Ms Walker would "explain in full the events that led up to the falsification and the programme of remedial measures that were being put in place by BNFL to ensure that never happens again," said a British embassy spokeswoman in Tokyo.


Japanese nuclear safety exercises Japan relies heavily on its nuclear industry
She has held her first meeting with her Japanese counterpart, Hirofumi Kawano, director-general of the agency of natural resources and energy at the Ministry of International Trade and Industry, but no details have so far been released.

The British delegation was greeted by a small, but noisy, group of anti-nuclear protestors.

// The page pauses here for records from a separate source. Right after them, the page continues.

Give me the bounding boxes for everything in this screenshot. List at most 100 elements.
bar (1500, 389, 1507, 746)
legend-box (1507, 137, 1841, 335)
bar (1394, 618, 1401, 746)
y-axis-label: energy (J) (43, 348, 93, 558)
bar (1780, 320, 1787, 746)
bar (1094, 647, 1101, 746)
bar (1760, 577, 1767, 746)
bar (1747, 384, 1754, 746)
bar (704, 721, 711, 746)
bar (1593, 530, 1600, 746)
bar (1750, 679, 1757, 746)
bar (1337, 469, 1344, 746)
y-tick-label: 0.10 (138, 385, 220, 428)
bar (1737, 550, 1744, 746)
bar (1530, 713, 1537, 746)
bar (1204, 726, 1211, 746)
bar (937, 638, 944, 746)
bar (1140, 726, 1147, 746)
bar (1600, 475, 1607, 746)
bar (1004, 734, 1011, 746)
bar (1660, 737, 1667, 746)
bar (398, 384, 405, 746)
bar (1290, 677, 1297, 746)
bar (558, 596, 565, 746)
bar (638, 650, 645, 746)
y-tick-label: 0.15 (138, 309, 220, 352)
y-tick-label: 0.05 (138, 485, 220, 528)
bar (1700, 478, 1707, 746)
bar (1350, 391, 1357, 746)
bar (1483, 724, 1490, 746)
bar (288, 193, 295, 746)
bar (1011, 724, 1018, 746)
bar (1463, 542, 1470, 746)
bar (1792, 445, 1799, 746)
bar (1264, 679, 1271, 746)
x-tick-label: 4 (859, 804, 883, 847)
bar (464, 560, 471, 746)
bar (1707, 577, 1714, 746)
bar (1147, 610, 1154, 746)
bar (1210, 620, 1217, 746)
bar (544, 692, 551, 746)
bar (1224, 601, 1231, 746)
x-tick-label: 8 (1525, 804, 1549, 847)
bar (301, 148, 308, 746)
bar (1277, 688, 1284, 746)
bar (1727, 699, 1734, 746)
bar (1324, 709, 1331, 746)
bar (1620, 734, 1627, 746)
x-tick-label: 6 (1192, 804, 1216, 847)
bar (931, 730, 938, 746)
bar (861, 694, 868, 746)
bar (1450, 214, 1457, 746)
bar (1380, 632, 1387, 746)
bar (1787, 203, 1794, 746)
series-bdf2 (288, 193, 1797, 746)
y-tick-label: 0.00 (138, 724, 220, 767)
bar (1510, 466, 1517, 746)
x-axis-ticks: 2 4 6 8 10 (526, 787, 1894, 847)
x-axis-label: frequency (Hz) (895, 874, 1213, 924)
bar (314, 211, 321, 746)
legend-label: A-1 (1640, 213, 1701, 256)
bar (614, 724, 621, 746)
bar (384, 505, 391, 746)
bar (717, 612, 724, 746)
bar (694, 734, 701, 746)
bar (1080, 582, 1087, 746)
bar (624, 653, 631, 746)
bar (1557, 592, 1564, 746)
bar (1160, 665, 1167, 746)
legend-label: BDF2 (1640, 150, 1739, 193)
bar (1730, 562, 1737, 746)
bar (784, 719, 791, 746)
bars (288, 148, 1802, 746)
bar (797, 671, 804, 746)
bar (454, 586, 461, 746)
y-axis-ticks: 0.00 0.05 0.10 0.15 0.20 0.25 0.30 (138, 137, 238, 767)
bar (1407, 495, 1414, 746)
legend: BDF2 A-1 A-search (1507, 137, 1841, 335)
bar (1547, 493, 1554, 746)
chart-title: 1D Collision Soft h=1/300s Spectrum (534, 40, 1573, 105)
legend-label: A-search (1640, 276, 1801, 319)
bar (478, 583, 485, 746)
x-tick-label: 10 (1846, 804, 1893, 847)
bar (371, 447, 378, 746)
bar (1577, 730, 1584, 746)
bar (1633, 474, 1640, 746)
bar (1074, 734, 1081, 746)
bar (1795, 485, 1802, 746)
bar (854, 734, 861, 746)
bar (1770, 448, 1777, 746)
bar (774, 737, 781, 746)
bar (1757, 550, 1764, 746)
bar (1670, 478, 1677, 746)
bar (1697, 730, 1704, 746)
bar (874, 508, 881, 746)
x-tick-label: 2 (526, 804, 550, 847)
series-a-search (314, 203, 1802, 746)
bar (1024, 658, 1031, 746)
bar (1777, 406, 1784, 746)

The UK now has an uphill battle to convince the Japanese Government that the highly radioactive fuel really is safe to use in its nuclear power stations.

Kansai Electric Power insisted last month it would return the fuel to Sellafield as soon as necessary permits were obtained, although it believed the fuel itself was safe.

In light of the controversy, Tokyo Electric Power Co also decided in December to put off its use of a separate batch of Mox, which was recycled in Belgium, to allow time for extra checks.

If Japan continues with its ban on using reprocessed fuel, the brand-new Sellafield reprocessing plant may be forced out of business even before it goes into full operation.

Japan is the largest potential customer for the new plant, which has yet to receive UK Government approval.

Japan relies on 51 commercial nuclear power plants to supply one-third of its electricity.